A grizzly bear that was blamed for killing a West Yellowstone, Montana, woman in July was euthanized after multiple conflicts with people, the Montana Fish, Wildlife & Parks department confirmed.
The bear was euthanized Saturday after officials said it broke into a home. The agency reported that the bear and a cub broke through a kitchen window of an occupied home and removed a container of dog food from inside the house.
The 46-pound cub was captured and will be taken to a zoo.
Wildlife officials said the bear was originally captured in 2017 for research purposes but released.
In addition to the July incident, officials said the bear was also involved in an attack at a state park in 2020. In both instances, officials deemed that the bear was acting in a defensive manner.
"Multiple efforts to trap and remove the bear were made after the fatal attack in July due to the incident’s proximity to residences, campgrounds, and high-use OHV trails. These efforts were unsuccessful," Montana Fish, Wildlife & Parks said.
From 1979-2022, there were 44 reported grizzly bear attacks in Yellowstone National Park, the National Park Service said. Eight people have been killed by bears in the park since it was established in 1872, the National Park Service said.

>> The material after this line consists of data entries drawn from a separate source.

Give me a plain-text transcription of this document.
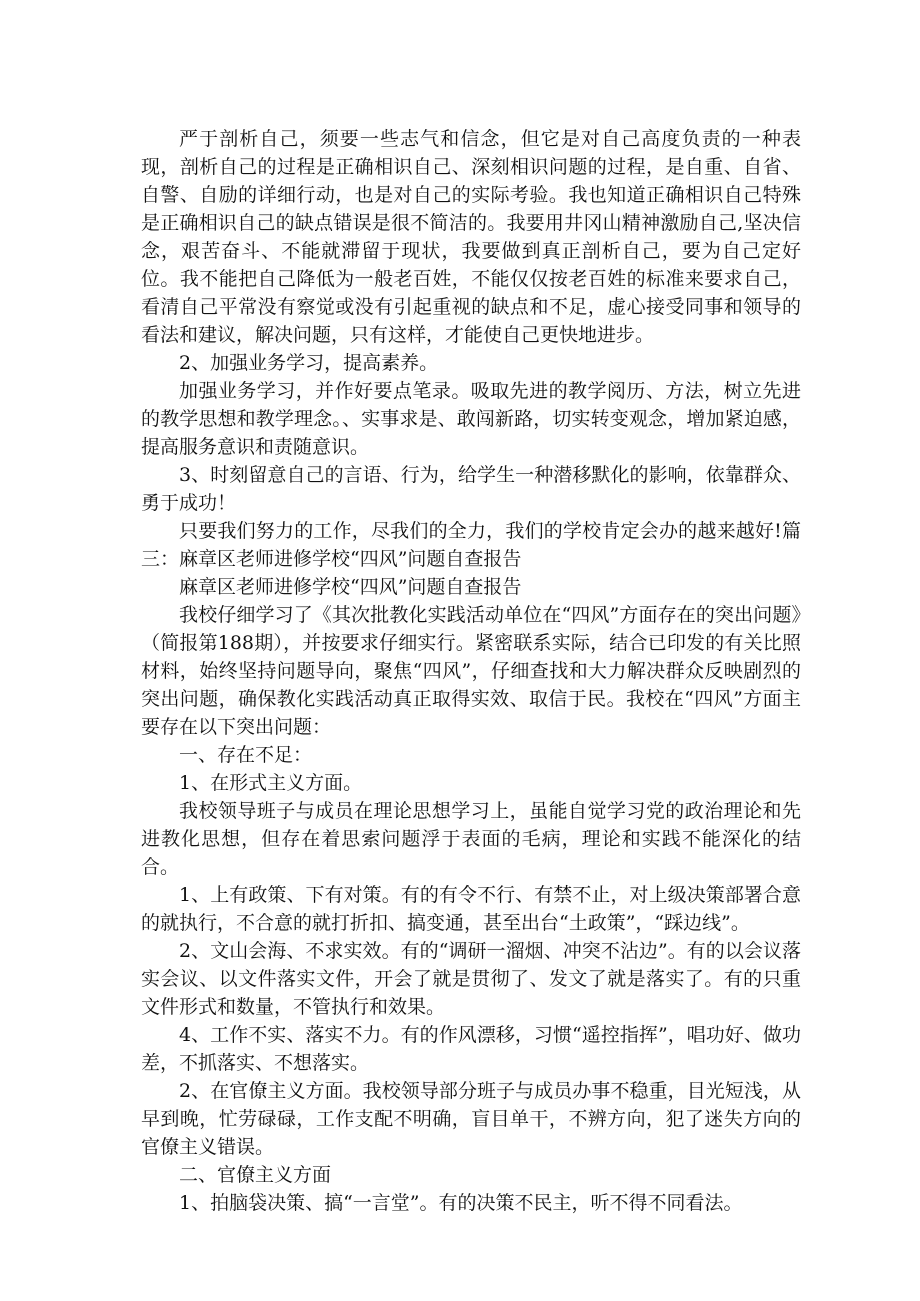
严于剖析自己，须要一些志气和信念，但它是对自己高度负责的一种表现，剖析自己的过程是正确相识自己、深刻相识问题的过程，是自重、自省、自警、自励的详细行动，也是对自己的实际考验。我也知道正确相识自己特殊是正确相识自己的缺点错误是很不简洁的。我要用井冈山精神激励自己,坚决信念，艰苦奋斗、不能就滞留于现状，我要做到真正剖析自己，要为自己定好位。我不能把自己降低为一般老百姓，不能仅仅按老百姓的标准来要求自己，看清自己平常没有察觉或没有引起重视的缺点和不足，虚心接受同事和领导的看法和建议，解决问题，只有这样，才能使自己更快地进步。

2、加强业务学习，提高素养。

加强业务学习，并作好要点笔录。吸取先进的教学阅历、方法，树立先进的教学思想和教学理念。、实事求是、敢闯新路，切实转变观念，增加紧迫感，提高服务意识和责随意识。

3、时刻留意自己的言语、行为，给学生一种潜移默化的影响，依靠群众、勇于成功！

只要我们努力的工作，尽我们的全力，我们的学校肯定会办的越来越好!篇三：麻章区老师进修学校“四风”问题自查报告

麻章区老师进修学校“四风”问题自查报告

我校仔细学习了《其次批教化实践活动单位在“四风”方面存在的突出问题》（简报第188期），并按要求仔细实行。紧密联系实际，结合已印发的有关比照材料，始终坚持问题导向，聚焦“四风”，仔细查找和大力解决群众反映剧烈的突出问题，确保教化实践活动真正取得实效、取信于民。我校在“四风”方面主要存在以下突出问题：

一、存在不足：

1、在形式主义方面。

我校领导班子与成员在理论思想学习上，虽能自觉学习党的政治理论和先进教化思想，但存在着思索问题浮于表面的毛病，理论和实践不能深化的结合。

1、上有政策、下有对策。有的有令不行、有禁不止，对上级决策部署合意的就执行，不合意的就打折扣、搞变通，甚至出台“土政策”，“踩边线”。

2、文山会海、不求实效。有的“调研一溜烟、冲突不沾边”。有的以会议落实会议、以文件落实文件，开会了就是贯彻了、发文了就是落实了。有的只重文件形式和数量，不管执行和效果。

4、工作不实、落实不力。有的作风漂移，习惯“遥控指挥”，唱功好、做功差，不抓落实、不想落实。

2、在官僚主义方面。我校领导部分班子与成员办事不稳重，目光短浅，从早到晚，忙劳碌碌，工作支配不明确，盲目单干，不辨方向，犯了迷失方向的官僚主义错误。

二、官僚主义方面

1、拍脑袋决策、搞“一言堂”。有的决策不民主，听不得不同看法。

Montana Fish, Wildlife & Parks issued the following guidance for avoiding encounters with bears:
- Carry bear spray and be prepared to use it immediately.
- Travel in groups whenever possible and make noise, which can help alert bears to your presence.

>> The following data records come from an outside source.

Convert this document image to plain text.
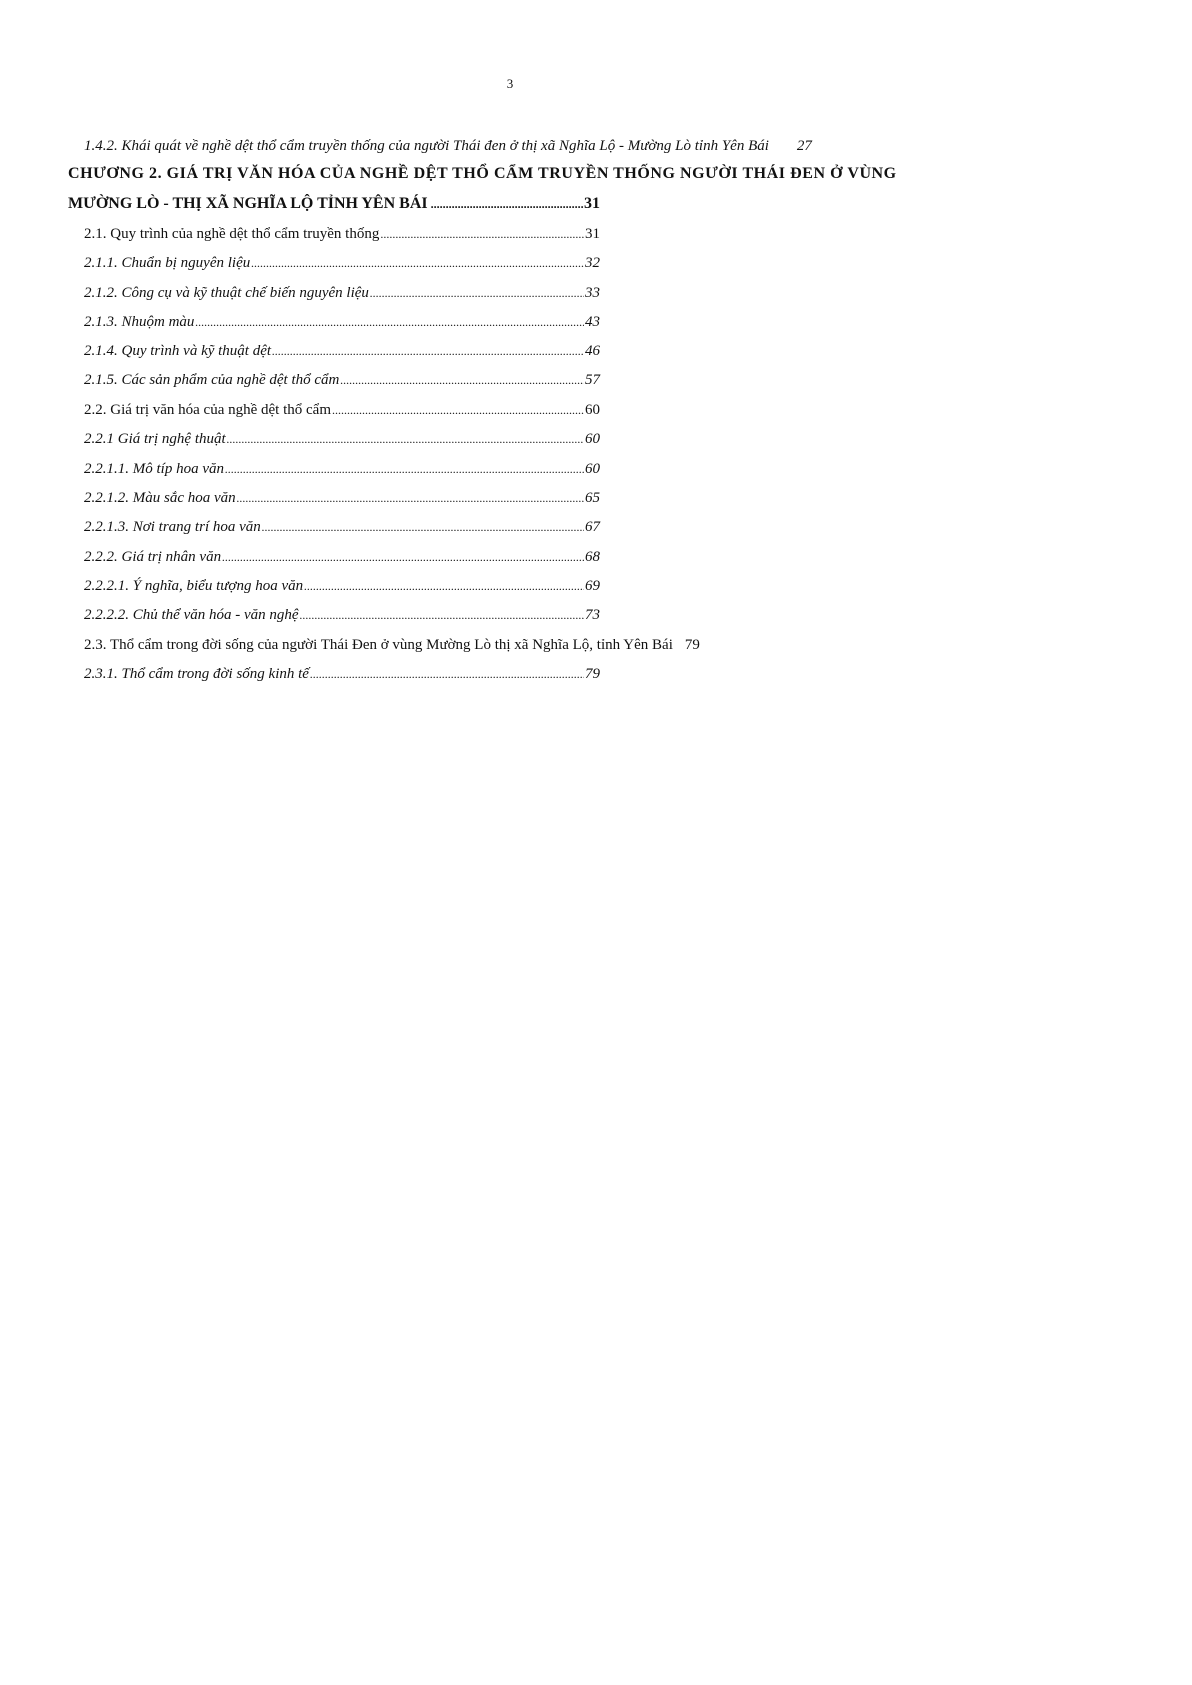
3
1.4.2. Khái quát về nghề dệt thổ cẩm truyền thống của người Thái đen ở thị xã Nghĩa Lộ - Mường Lò tỉnh Yên Bái 27
CHƯƠNG 2. GIÁ TRỊ VĂN HÓA CỦA NGHỀ DỆT THỔ CẨM TRUYỀN THỐNG NGƯỜI THÁI ĐEN Ở VÙNG
MƯỜNG LÒ - THỊ XÃ NGHĨA LỘ TỈNH YÊN BÁI .....	31
2.1. Quy trình của nghề dệt thổ cẩm truyền thống .....	31
2.1.1. Chuẩn bị nguyên liệu .....	32
2.1.2. Công cụ và kỹ thuật chế biến nguyên liệu .....	33
2.1.3. Nhuộm màu .....	43
2.1.4. Quy trình và kỹ thuật dệt .....	46
2.1.5. Các sản phẩm của nghề dệt thổ cẩm .....	57
2.2. Giá trị văn hóa của nghề dệt thổ cẩm .....	60
2.2.1 Giá trị nghệ thuật .....	60
2.2.1.1. Mô típ hoa văn .....	60
2.2.1.2. Màu sắc hoa văn .....	65
2.2.1.3. Nơi trang trí hoa văn .....	67
2.2.2. Giá trị nhân văn .....	68
2.2.2.1. Ý nghĩa, biểu tượng hoa văn .....	69
2.2.2.2. Chủ thể văn hóa - văn nghệ .....	73
2.3. Thổ cẩm trong đời sống của người Thái Đen ở vùng Mường Lò thị xã Nghĩa Lộ, tỉnh Yên Bái 79
2.3.1. Thổ cẩm trong đời sống kinh tế .....	79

- Stay away from animal carcasses, which often attract bears.
- Follow food storage orders from the applicable land management agency.
- If you encounter a bear, never approach it. Leave the area when it is safe to do so.
- Keep garbage, bird feeders, pet food and other attractants put away in a secure building. Keep garbage in a secure building until the day it is collected. Certified bear-resistant garbage containers are available in many areas.
- Never feed wildlife. Bears that become food-conditioned lose their natural foraging behavior and pose threats to human safety. It is illegal to feed bears in Montana.